The UHT team found cancer clinical trials are increasing but only in some countries. The number of oncology studies in European countries had increased by 33% between 2010 and 2018. But this was more evident in phase I and II trials. Later-stage trials only increased by 7% in this time. 

“A higher number of phase I trials is a sign of more active research going on in a particular country, with the appropriate infrastructure and necessary incentives to conduct clinical trials,” said Thomas Cerny, professor of medical oncology at the University of Berne, Switzerland at the conference. 

“The difference in the number of clinical trials per head of population, with more trials in wealthier countries, means access to clinical trials and innovative drugs is just not possible for cancer patients living in many less wealthy countries.”

Money matters

To conduct clinical trials, you need significant resources and solid infrastructure, which depend on a country’s overall financial situation.
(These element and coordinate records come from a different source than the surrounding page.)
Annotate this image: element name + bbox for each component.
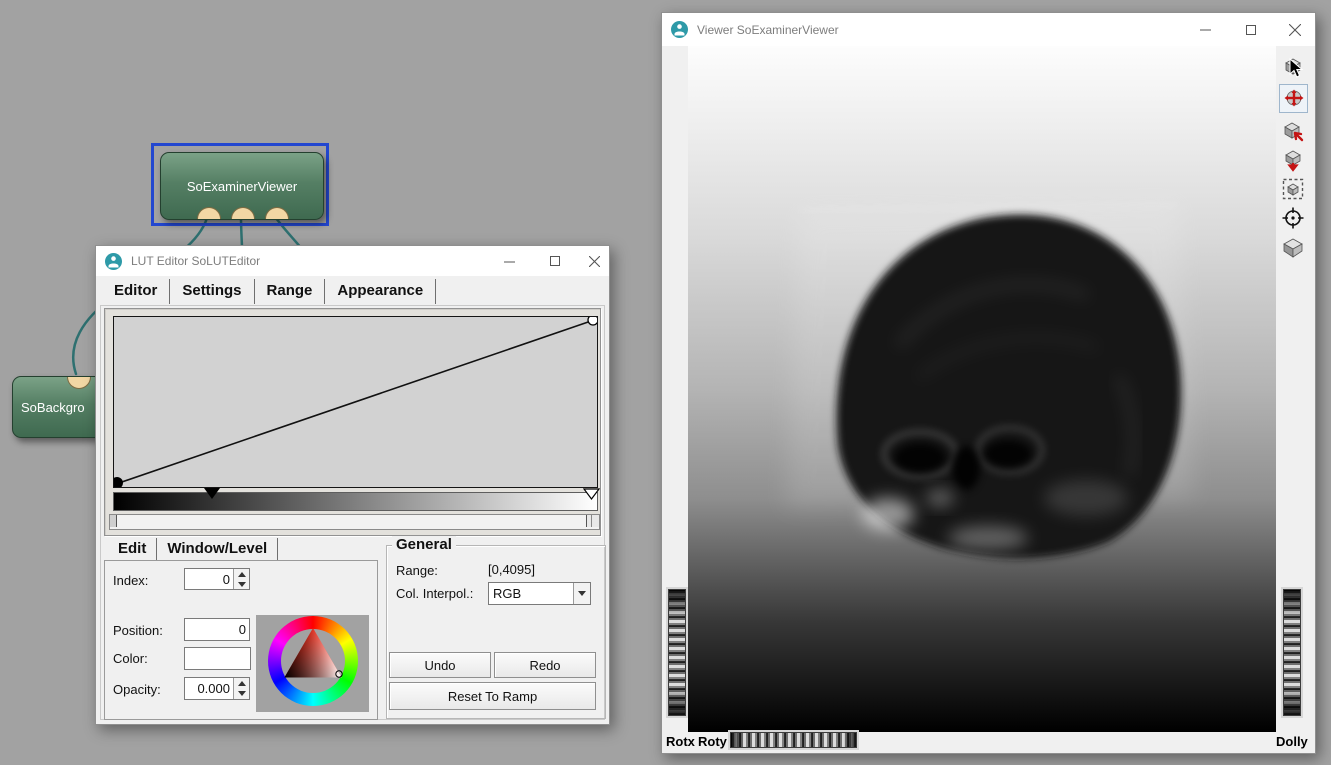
view-all-icon[interactable] [1279, 175, 1306, 202]
dolly-label: Dolly [1276, 734, 1308, 749]
curve-point-end[interactable] [588, 317, 597, 325]
lut-editor-window: LUT Editor SoLUTEditor Editor Settings R… [95, 245, 610, 725]
rotate-view-mode-icon[interactable] [1279, 84, 1308, 113]
tab-range[interactable]: Range [255, 279, 326, 304]
set-home-icon[interactable] [1279, 117, 1306, 144]
desktop: SoBackgro SoExaminerViewer LUT Editor So… [0, 0, 1331, 765]
lut-maximize-button[interactable] [540, 246, 570, 276]
hsv-triangle[interactable] [268, 616, 358, 706]
spin-up-icon[interactable] [234, 678, 249, 689]
camera-type-icon[interactable] [1279, 233, 1306, 260]
lut-close-button[interactable] [579, 246, 609, 276]
interp-combobox[interactable]: RGB [488, 582, 591, 605]
color-label: Color: [113, 651, 148, 666]
lut-minimize-button[interactable] [494, 246, 524, 276]
mouse-cursor [1289, 58, 1305, 80]
lut-gradient-bar[interactable] [113, 492, 598, 511]
index-spinbox[interactable]: 0 [184, 568, 250, 590]
lut-titlebar[interactable]: LUT Editor SoLUTEditor [96, 246, 609, 276]
tab-window-level[interactable]: Window/Level [157, 538, 278, 561]
seek-icon[interactable] [1279, 204, 1306, 231]
position-input[interactable]: 0 [184, 618, 250, 641]
tab-editor[interactable]: Editor [102, 279, 170, 304]
curve-point-start[interactable] [114, 477, 123, 487]
index-label: Index: [113, 573, 148, 588]
spin-down-icon[interactable] [234, 689, 249, 700]
mevislab-app-icon [671, 21, 688, 38]
spin-up-icon[interactable] [234, 569, 249, 579]
node-output-connector-1[interactable] [197, 207, 221, 219]
minimize-icon [504, 256, 515, 267]
range-slider-right-handle[interactable] [586, 515, 599, 527]
edit-tab-bar: Edit Window/Level [108, 537, 278, 561]
tab-appearance[interactable]: Appearance [325, 279, 436, 304]
interp-label: Col. Interpol.: [396, 586, 473, 601]
node-input-connector[interactable] [67, 377, 91, 389]
redo-button[interactable]: Redo [494, 652, 596, 678]
opacity-spinbox[interactable]: 0.000 [184, 677, 250, 700]
position-label: Position: [113, 623, 163, 638]
position-value: 0 [185, 622, 249, 637]
viewer-maximize-button[interactable] [1231, 13, 1271, 46]
home-icon[interactable] [1279, 146, 1306, 173]
rotx-label: Rotx [666, 734, 695, 749]
close-icon [1289, 24, 1301, 36]
tab-settings[interactable]: Settings [170, 279, 254, 304]
color-swatch[interactable] [184, 647, 251, 670]
chevron-down-icon [578, 591, 586, 596]
color-wheel-panel [256, 615, 369, 712]
dolly-thumbwheel[interactable] [1283, 589, 1301, 716]
gradient-marker-left[interactable] [204, 488, 220, 499]
range-label: Range: [396, 563, 438, 578]
range-value: [0,4095] [488, 562, 535, 577]
tab-edit[interactable]: Edit [108, 538, 157, 561]
general-title: General [392, 536, 456, 553]
viewer-window-title: Viewer SoExaminerViewer [697, 23, 839, 37]
close-icon [589, 256, 600, 267]
viewer-window: Viewer SoExaminerViewer [661, 12, 1316, 754]
mevislab-app-icon [105, 253, 122, 270]
opacity-value: 0.000 [185, 681, 233, 696]
lut-range-slider[interactable] [109, 514, 600, 530]
node-label: SoBackgro [21, 400, 85, 415]
reset-to-ramp-button[interactable]: Reset To Ramp [389, 682, 596, 710]
viewer-close-button[interactable] [1275, 13, 1315, 46]
viewer-minimize-button[interactable] [1185, 13, 1225, 46]
node-output-connector-3[interactable] [265, 207, 289, 219]
gradient-marker-right[interactable] [583, 488, 600, 500]
node-output-connector-2[interactable] [231, 207, 255, 219]
range-slider-left-handle[interactable] [110, 515, 117, 527]
lut-curve-canvas[interactable] [113, 316, 598, 488]
lut-window-title: LUT Editor SoLUTEditor [131, 254, 260, 268]
viewport-3d[interactable] [688, 46, 1276, 732]
roty-thumbwheel[interactable] [668, 589, 686, 716]
opacity-label: Opacity: [113, 682, 161, 697]
maximize-icon [1246, 25, 1256, 35]
spin-down-icon[interactable] [234, 579, 249, 589]
rotx-thumbwheel[interactable] [730, 732, 857, 748]
node-label: SoExaminerViewer [187, 179, 297, 194]
interp-value: RGB [489, 586, 573, 601]
undo-button[interactable]: Undo [389, 652, 491, 678]
minimize-icon [1200, 24, 1211, 35]
lut-tab-bar: Editor Settings Range Appearance [102, 277, 436, 304]
roty-label: Roty [698, 734, 727, 749]
node-soexaminerviewer[interactable]: SoExaminerViewer [160, 152, 324, 220]
maximize-icon [550, 256, 560, 266]
triangle-selector [336, 671, 342, 677]
index-value: 0 [185, 572, 233, 587]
Another piece of research presented at ESMO 2020 found that wealthier European countries spend ten times as much on cancer medicines per person as poorer countries in the continent do.

“We found that inequalities are mainly related to a country’s economic strength, and not to the disease burden of cancer," said lead author Dr Nils Wilking, from the Karolinska Institutet Stockholm, Sweden. “There are two main factors accounting for the differences in spending on cancer medicines: one is shortage of money and the other is drugs not being approved for use by some healthcare systems.”

Looking at 2018 health expenditure figures for 31 European countries, the researchers soon discovered who were the top spenders for cancer medicines. Austria, Germany and Switzerland were the front-runners. The lowest spenders were the Czech Republic, Latvia and Poland. 

The biggest difference in spending was on immunotherapy drugs. These new medicines are some of the most promising in the cancer treatment arsenal. They work by stimulating the body’s immune system to recognise and fight back against the cancer cells. The research suggests many patients who could benefit from this type of treatment can’t access it.

Inequalities are mainly related to country’s economic strength, and not to the disease burden of cancer.

Solving health inequalities is never easy. Ensuring more European patients can try innovative cancer drugs will likely take a multi-pronged approach. One bottleneck in getting newly approved treatments to patients is the process each country has for evaluating a drug’s cost-effectiveness. 

This health technology assessment (HTA) can vary widely in different regions. Cardone thinks a harmonised HTA across the continent (which was proposed by the European Commission in 2018) could mean more patients get access to life-preserving and life-enhancing therapies. 

As for clinical trials, one potential solution would be developing new laws to allow cross-border participants in studies. Public education campaigns could help too, so more people are aware of the benefits of taking part in clinical research. Making clinical trial search engines that are available in multiple languages and use terms the general public can understand might also make a difference. 

Regulators, governments, patient organisations and the pharmaceutical industry will need to work together to close the cancer survival gap in Europe, says Cardone. But shining a spotlight on the problem, as these two studies have done, could help propel change.